B.                 La SPR a‑t‑elle commis une erreur en omettant d’apprécier la protection de l’État?

[52]           La SPR a affirmé au début de sa décision que la protection de l’État était une question déterminante et affirmé à la fin que ses motifs cumulatifs concernaient les questions de la crédibilité et de la protection de l’État. Toutefois, je n’ai pas trouvé la moindre analyse de la protection de l’État dans la décision de la SPR. Il se peut que les observations de la SPR relativement au fait que la demanderesse avait omis d’établir que son conjoint était un policier visaient à aborder la question de la protection de l’État. C’est loin d’être évident.
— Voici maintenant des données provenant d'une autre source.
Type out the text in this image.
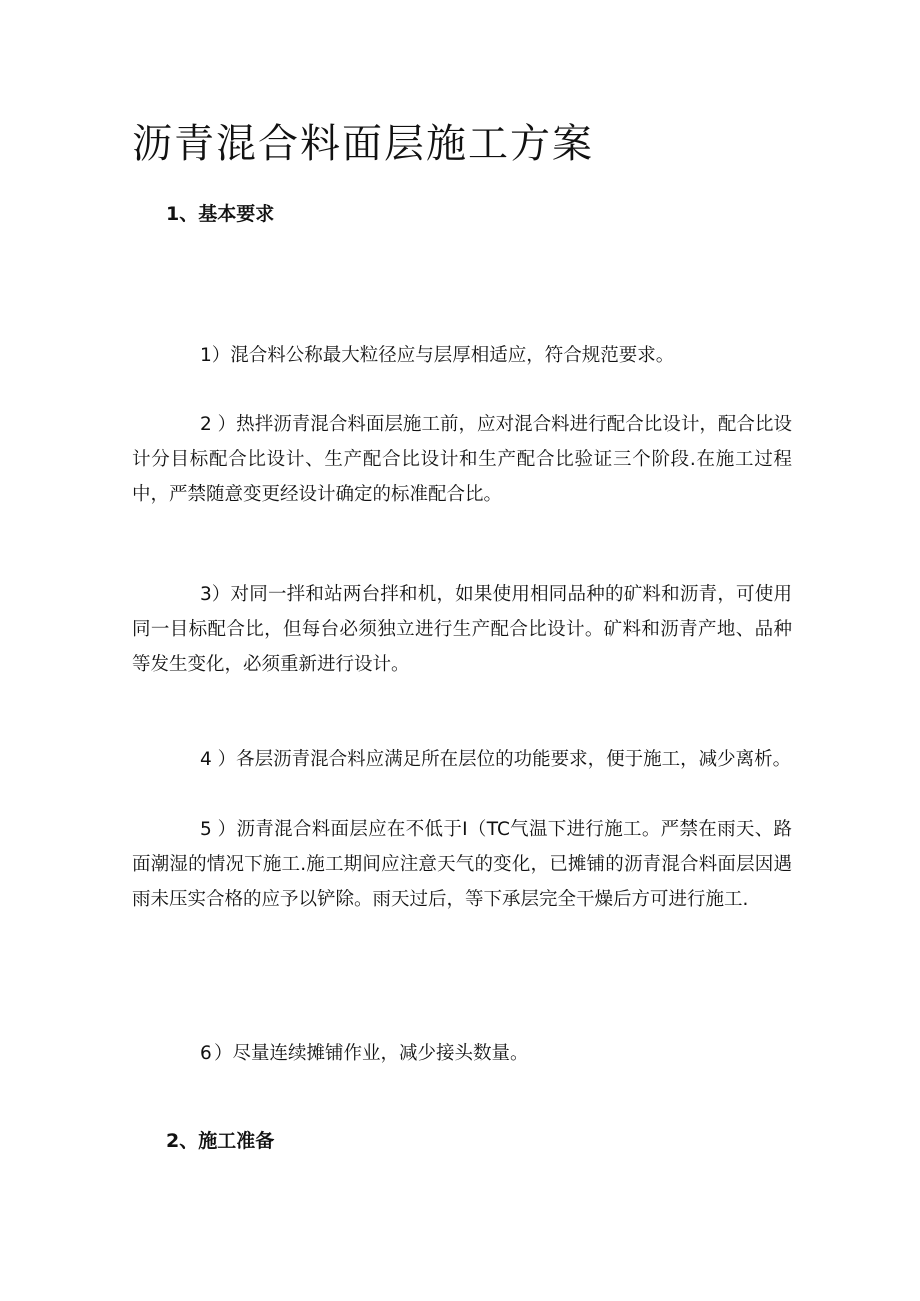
沥青混合料面层施工方案
1、基本要求

1）混合料公称最大粒径应与层厚相适应，符合规范要求。

2 ）热拌沥青混合料面层施工前，应对混合料进行配合比设计，配合比设计分目标配合比设计、生产配合比设计和生产配合比验证三个阶段.在施工过程中，严禁随意变更经设计确定的标准配合比。

3）对同一拌和站两台拌和机，如果使用相同品种的矿料和沥青，可使用同一目标配合比，但每台必须独立进行生产配合比设计。矿料和沥青产地、品种等发生变化，必须重新进行设计。

4 ）各层沥青混合料应满足所在层位的功能要求，便于施工，减少离析。

5 ）沥青混合料面层应在不低于I（TC气温下进行施工。严禁在雨天、路面潮湿的情况下施工.施工期间应注意天气的变化，已摊铺的沥青混合料面层因遇雨未压实合格的应予以铲除。雨天过后，等下承层完全干燥后方可进行施工.

6 ）尽量连续摊铺作业，减少接头数量。

2、施工准备
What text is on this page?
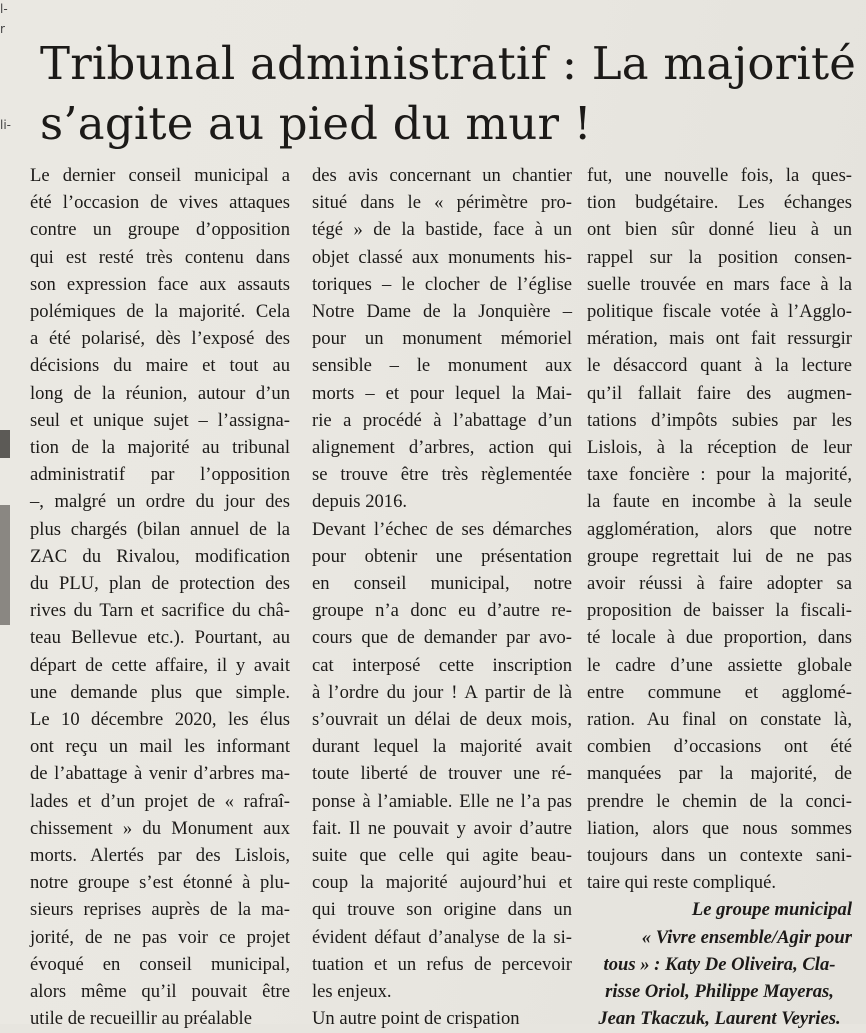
l-
r
li-
Tribunal administratif : La majorité
s’agite au pied du mur !
Le dernier conseil municipal a
été l’occasion de vives attaques
contre un groupe d’opposition
qui est resté très contenu dans
son expression face aux assauts
polémiques de la majorité. Cela
a été polarisé, dès l’exposé des
décisions du maire et tout au
long de la réunion, autour d’un
seul et unique sujet – l’assigna-
tion de la majorité au tribunal
administratif par l’opposition
–, malgré un ordre du jour des
plus chargés (bilan annuel de la
ZAC du Rivalou, modification
du PLU, plan de protection des
rives du Tarn et sacrifice du châ-
teau Bellevue etc.). Pourtant, au
départ de cette affaire, il y avait
une demande plus que simple.
Le 10 décembre 2020, les élus
ont reçu un mail les informant
de l’abattage à venir d’arbres ma-
lades et d’un projet de « rafraî-
chissement » du Monument aux
morts. Alertés par des Lislois,
notre groupe s’est étonné à plu-
sieurs reprises auprès de la ma-
jorité, de ne pas voir ce projet
évoqué en conseil municipal,
alors même qu’il pouvait être
utile de recueillir au préalable
des avis concernant un chantier
situé dans le « périmètre pro-
tégé » de la bastide, face à un
objet classé aux monuments his-
toriques – le clocher de l’église
Notre Dame de la Jonquière –
pour un monument mémoriel
sensible – le monument aux
morts – et pour lequel la Mai-
rie a procédé à l’abattage d’un
alignement d’arbres, action qui
se trouve être très règlementée
depuis 2016.
Devant l’échec de ses démarches
pour obtenir une présentation
en conseil municipal, notre
groupe n’a donc eu d’autre re-
cours que de demander par avo-
cat interposé cette inscription
à l’ordre du jour ! A partir de là
s’ouvrait un délai de deux mois,
durant lequel la majorité avait
toute liberté de trouver une ré-
ponse à l’amiable. Elle ne l’a pas
fait. Il ne pouvait y avoir d’autre
suite que celle qui agite beau-
coup la majorité aujourd’hui et
qui trouve son origine dans un
évident défaut d’analyse de la si-
tuation et un refus de percevoir
les enjeux.
Un autre point de crispation
fut, une nouvelle fois, la ques-
tion budgétaire. Les échanges
ont bien sûr donné lieu à un
rappel sur la position consen-
suelle trouvée en mars face à la
politique fiscale votée à l’Agglo-
mération, mais ont fait ressurgir
le désaccord quant à la lecture
qu’il fallait faire des augmen-
tations d’impôts subies par les
Lislois, à la réception de leur
taxe foncière : pour la majorité,
la faute en incombe à la seule
agglomération, alors que notre
groupe regrettait lui de ne pas
avoir réussi à faire adopter sa
proposition de baisser la fiscali-
té locale à due proportion, dans
le cadre d’une assiette globale
entre commune et agglomé-
ration. Au final on constate là,
combien d’occasions ont été
manquées par la majorité, de
prendre le chemin de la conci-
liation, alors que nous sommes
toujours dans un contexte sani-
taire qui reste compliqué.
Le groupe municipal
« Vivre ensemble/Agir pour
tous » : Katy De Oliveira, Cla-
risse Oriol, Philippe Mayeras,
Jean Tkaczuk, Laurent Veyries.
De plus, à la suite de la conclusion de la SPR selon laquelle la demanderesse n’avait pas établi que son conjoint était policier, la SPR n’a pas apprécié la question de savoir si la demanderesse pourrait se réclamer de la protection de l’État à titre de femme d’origine rom, indépendamment de son affirmation selon laquelle son époux était policier. La SPR n’a pas analysé le caractère adéquat ni l’efficacité de la protection de l’État en Hongrie, pas plus que le critère qui s’applique ni la question de savoir où se situait la Hongrie sur l’échelle à cet égard. Étant donné qu’il m’est impossible d’établir comment la SPR a tiré sa conclusion sur la protection de l’État, je conclus que sa conclusion sur la protection de l’État n’est pas justifiée, transparente ni intelligible (Canada (Citoyenneté et Immigration) c Balogh, 2014 CF 932; Canada (Citoyenneté et Immigration) c Bari, 2015 CF 656).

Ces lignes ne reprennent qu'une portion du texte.